Abstract

• An esterase was cloned from a marine bacterium and overexpressed in Escherichia coli . • The enzyme was alkalitolerance and halotolerance. • The enzyme preferred short chain p -nitrophenyl esters, and was not a metalloenzyme. • The enzyme was useful in the synthesis of methyl ( R )-3-(4-fluorophenyl)glutarate. • ( R )-3-MFG was obtained in 71.6% ee and 73.2% yield after 36 h reaction. An esterase, designated as PE8 (219 aa, 23.19 kDa), was cloned from a marine bacterium Pelagibacterium halotolerans B2 T and overexpressed in Escherichia coli Rosetta, resulting an active, soluble protein which constituted 23.1% of the total cell protein content. Phylogenetic analysis of the protein showed it was a new member of family VI lipolytic enzymes. Biochemical characterization analysis showed that PE8 preferred short chain p -nitrophenyl esters (C2–C6), exhibited maximum activity toward p -nitrophenyl acetate, and was not a metalloenzyme. PE8 was an alkaline esterase with an optimal pH of 9.5 and an optimal temperature of 45 °C toward p -nitrophenyl acetate.

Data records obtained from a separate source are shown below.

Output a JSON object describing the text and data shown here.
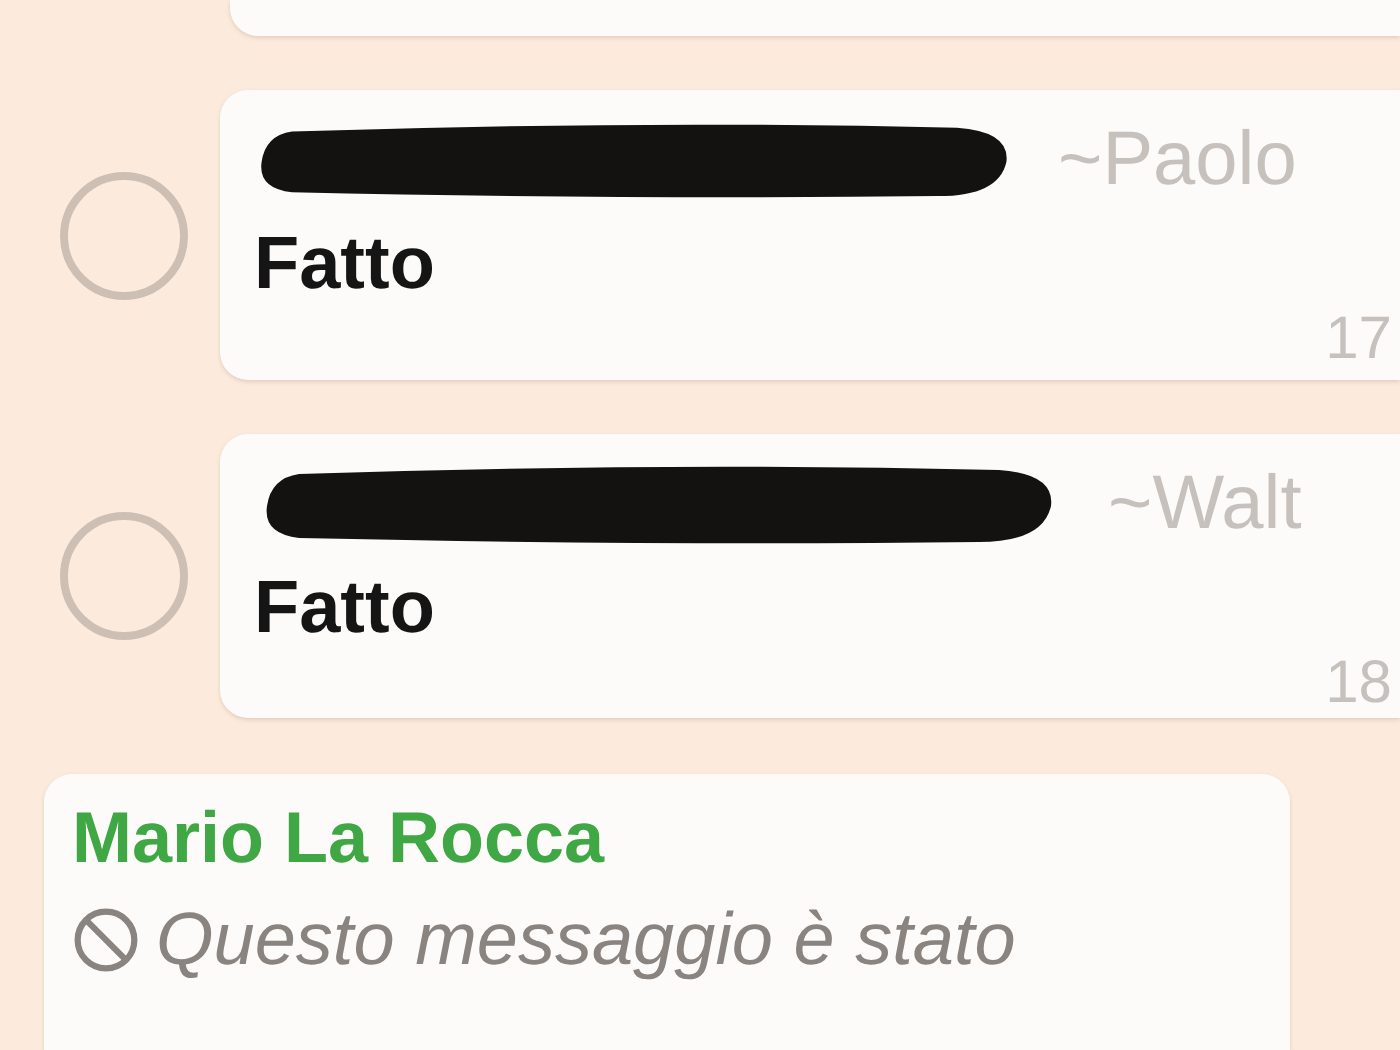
{
  "messages": [
    {
      "kind": "text",
      "selected": false,
      "sender": "~Paolo",
      "text": "Fatto",
      "time": "17"
    },
    {
      "kind": "text",
      "selected": false,
      "sender": "~Walt",
      "text": "Fatto",
      "time": "18"
    },
    {
      "kind": "deleted",
      "sender": "Mario La Rocca",
      "color": "#3fa845",
      "text": "Questo messaggio è stato"
    }
  ]
}
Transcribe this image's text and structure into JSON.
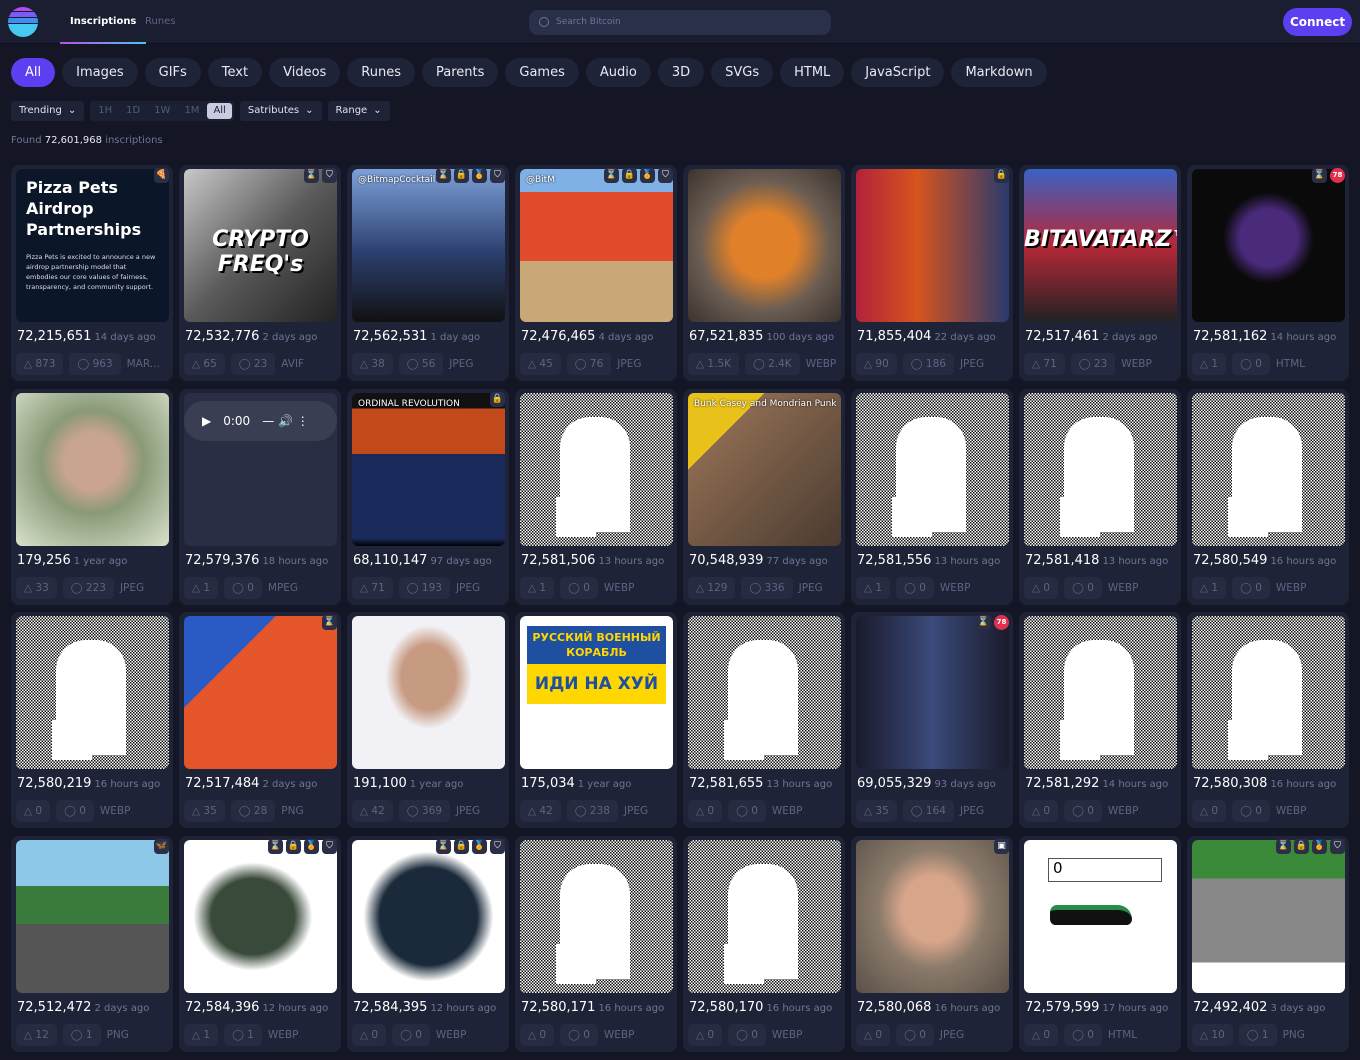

Furthermore, it was found that PE8 exhibited activity and enantioselectivity in the synthesis of methyl ( R )-3-(4-fluorophenyl)glutarate (( R )-3-MFG) from the prochiral dimethyl 3-(4-fluorophenyl)glutarate (3-DFG). ( R )-3-MFG was obtained in 71.6% ee and 73.2% yield after 36 h reaction under optimized conditions (0.6 M phosphate buffer (pH 8.0) containing 17.5% 1,4-dioxane under 30 °C). In addition, PE8 was tolerant to extremely strong basic and high ionic strength solutions as it exhibited high activity even at pH 11.0 in 1 M phosphate buffer. Given its highly soluble expression, alkalitolerance, halotolerance and enantioselectivity, PE8 could be a promising candidate for the production of ( R )-3-MFG in industry. The results also demonstrate the potential of the marine environment as a source of useful biocatalysts.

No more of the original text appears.